A flaw in many guardianship laws is that most allow children to take control of the money on their 18th birthday and spend it as they wish.

Few 18-year-olds are prepared to handle a large lump sum of money. Laws prevent people from buying alcohol until age 21. It is assumed that people who can’t legally buy a beer can somehow be responsible for handling thousands and sometimes millions of dollars.

There are some financial planning techniques to keep a child from getting all the money at age 18. Putting the money in an annuity or trust are simple ones. I urge parents and guardians to use these concepts. Some do, but many do not.  

I have seen case after case where guardians turn all the money over to the child on the 18th birthday. I hate it. It is like watching a train wreck over and over again and not being able to stop it.

Many 18-year-olds feel pressured to spend money on their friends. The child with the lump sum will be the most popular in the neighborhood until the money runs out.  

 They are good marks for car dealers, people who sell liquor and drug dealers. If you want your child to die from a heroin overdose, give them a big wad of money and no guidance on what to do with it.

I know there are some 18-year-olds who handle money well, but for over 31 years, I have watched many run through their money in no time.  

One of the worst cases I’ve ever been involved in was when I could not convince a parent to do anything. The money was put in a bank account and $100,000 was given to the young man on his 18th birthday. He used the money to develop a cocaine habit and when that money ran out, he shot a man while trying to rob a pool hall. One man is dead and another in prison the rest of his life because an 18-year-old got too much money at once.

I blame the parents and guardians for putting the 18-year-old in a disastrous position.
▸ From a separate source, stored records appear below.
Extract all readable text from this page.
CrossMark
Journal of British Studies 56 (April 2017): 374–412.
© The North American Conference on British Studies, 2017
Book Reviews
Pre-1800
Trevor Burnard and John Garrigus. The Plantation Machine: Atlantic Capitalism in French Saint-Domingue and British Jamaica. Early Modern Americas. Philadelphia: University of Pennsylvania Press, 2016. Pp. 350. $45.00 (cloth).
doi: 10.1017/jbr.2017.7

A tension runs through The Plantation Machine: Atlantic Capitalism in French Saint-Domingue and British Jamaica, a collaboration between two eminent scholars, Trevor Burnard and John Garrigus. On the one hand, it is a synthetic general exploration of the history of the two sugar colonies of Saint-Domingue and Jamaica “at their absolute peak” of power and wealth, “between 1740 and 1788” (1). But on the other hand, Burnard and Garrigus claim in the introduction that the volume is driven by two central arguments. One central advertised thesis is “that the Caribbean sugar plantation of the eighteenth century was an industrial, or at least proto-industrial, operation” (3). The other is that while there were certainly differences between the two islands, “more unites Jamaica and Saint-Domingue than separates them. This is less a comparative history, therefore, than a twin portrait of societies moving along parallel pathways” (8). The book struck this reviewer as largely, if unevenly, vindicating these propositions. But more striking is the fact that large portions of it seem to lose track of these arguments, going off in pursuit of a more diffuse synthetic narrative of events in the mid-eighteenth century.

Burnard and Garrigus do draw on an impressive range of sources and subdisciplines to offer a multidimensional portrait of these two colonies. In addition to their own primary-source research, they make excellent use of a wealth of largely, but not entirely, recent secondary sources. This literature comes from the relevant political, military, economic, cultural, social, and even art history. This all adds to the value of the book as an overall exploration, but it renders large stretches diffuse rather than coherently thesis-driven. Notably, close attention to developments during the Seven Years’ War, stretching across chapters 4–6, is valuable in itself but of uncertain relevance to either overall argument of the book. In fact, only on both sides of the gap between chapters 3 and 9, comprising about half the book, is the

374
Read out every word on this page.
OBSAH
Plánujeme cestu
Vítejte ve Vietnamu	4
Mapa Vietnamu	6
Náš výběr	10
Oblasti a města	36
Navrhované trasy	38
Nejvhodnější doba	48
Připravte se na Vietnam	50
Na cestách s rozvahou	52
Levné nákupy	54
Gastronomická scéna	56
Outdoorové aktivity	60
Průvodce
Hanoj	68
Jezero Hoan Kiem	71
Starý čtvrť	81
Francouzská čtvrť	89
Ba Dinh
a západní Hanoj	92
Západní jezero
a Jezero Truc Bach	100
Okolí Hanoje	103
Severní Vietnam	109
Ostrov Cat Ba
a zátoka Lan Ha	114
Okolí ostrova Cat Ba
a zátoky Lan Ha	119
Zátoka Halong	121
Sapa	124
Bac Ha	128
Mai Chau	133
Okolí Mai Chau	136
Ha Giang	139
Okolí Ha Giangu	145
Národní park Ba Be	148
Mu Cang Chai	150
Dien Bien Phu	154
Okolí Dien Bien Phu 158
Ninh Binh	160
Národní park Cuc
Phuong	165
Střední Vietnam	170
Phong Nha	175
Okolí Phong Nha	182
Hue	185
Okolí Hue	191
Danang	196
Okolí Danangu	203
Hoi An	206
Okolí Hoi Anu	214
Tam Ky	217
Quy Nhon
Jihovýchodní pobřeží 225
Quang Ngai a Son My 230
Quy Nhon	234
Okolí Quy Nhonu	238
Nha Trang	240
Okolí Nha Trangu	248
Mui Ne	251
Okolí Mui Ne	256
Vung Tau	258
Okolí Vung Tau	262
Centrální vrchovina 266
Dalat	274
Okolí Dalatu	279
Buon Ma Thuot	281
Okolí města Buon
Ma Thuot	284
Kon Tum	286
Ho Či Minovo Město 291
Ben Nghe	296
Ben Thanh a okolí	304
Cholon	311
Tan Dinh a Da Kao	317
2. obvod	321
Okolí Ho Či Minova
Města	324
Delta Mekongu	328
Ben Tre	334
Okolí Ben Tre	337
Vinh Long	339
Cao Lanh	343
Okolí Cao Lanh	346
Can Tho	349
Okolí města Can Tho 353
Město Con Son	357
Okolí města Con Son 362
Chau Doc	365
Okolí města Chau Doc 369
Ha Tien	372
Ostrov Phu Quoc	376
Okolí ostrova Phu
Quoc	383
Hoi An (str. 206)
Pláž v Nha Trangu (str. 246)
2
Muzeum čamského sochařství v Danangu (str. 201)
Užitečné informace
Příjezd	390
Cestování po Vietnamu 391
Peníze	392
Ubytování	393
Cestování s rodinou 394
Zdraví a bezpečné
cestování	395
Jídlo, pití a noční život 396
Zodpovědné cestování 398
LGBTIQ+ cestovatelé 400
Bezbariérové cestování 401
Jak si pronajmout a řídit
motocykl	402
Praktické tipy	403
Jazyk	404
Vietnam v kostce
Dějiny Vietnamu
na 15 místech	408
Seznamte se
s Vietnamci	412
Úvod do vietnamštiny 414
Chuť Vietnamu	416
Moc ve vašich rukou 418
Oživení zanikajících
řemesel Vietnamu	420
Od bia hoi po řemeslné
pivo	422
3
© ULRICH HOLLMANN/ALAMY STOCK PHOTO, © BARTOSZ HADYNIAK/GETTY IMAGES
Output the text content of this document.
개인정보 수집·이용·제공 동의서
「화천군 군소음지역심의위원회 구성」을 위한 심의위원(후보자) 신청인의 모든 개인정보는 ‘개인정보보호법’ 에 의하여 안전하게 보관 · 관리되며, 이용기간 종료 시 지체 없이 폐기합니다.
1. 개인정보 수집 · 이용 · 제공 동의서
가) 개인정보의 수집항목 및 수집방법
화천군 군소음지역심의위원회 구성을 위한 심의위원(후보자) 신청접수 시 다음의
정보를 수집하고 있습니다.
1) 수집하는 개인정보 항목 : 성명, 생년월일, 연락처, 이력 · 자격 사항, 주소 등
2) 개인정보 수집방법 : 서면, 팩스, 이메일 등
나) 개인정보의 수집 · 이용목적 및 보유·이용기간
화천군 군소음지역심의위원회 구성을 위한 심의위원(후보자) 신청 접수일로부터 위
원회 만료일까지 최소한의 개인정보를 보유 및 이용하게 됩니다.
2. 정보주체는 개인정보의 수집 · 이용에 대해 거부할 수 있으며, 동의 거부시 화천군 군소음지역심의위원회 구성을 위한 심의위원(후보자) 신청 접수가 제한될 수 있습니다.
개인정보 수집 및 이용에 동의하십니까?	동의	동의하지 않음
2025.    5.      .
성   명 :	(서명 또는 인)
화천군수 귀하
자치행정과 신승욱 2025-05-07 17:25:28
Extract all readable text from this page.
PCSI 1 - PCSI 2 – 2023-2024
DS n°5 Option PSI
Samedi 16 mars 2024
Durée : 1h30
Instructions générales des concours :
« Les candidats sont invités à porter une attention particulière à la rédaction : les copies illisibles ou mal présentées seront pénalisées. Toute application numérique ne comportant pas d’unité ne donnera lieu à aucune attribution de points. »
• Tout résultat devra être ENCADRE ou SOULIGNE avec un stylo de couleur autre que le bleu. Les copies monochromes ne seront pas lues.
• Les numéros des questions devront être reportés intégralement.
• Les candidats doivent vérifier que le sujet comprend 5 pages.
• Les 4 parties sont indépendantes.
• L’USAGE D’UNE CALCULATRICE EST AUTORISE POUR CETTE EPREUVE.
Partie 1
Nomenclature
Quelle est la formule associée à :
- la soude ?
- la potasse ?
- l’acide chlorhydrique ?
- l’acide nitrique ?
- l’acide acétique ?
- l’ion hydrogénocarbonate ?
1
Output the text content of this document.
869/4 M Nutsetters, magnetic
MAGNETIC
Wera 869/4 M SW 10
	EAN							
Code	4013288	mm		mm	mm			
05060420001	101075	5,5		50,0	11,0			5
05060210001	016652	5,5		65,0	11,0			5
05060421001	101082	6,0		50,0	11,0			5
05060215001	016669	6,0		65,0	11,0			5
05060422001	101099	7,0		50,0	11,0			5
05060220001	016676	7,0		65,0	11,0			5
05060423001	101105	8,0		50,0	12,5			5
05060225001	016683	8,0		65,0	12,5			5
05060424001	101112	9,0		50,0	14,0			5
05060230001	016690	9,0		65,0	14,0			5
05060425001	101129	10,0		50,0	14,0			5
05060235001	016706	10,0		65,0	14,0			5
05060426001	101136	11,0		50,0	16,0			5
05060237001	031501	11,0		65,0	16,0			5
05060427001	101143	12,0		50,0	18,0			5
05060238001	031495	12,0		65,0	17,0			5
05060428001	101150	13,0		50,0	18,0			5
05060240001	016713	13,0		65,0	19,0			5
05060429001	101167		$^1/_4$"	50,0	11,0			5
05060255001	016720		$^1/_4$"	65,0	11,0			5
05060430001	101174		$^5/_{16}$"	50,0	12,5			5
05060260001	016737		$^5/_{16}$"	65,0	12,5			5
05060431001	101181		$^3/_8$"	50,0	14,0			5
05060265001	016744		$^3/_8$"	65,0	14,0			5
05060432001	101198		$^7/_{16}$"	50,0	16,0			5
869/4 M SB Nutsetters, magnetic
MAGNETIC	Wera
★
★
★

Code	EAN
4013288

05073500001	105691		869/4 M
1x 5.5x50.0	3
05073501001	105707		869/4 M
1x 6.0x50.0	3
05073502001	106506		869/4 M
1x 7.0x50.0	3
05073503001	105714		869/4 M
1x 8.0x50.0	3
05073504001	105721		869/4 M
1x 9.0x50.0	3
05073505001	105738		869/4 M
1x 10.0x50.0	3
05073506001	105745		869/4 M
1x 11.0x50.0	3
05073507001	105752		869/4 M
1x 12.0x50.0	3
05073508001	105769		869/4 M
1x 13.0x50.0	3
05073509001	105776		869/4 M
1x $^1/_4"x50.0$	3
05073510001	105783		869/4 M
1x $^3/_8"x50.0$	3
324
Many young people who blow their money look back later and wish they had a second chance to do it right.

I read that a person’s financial profile is set at age 27. If someone is a spender before age 27, they might turn it around later. If they are a spender after age 27, they will be that way the rest of their lives.

Twenty-seven may not be the magic age of financial fate, but that is a time when many people are starting their careers and starting a family. They will make more mature decisions than they would at age 18.

The best idea is to give children a chance to have some money available when they are older and can make better decisions.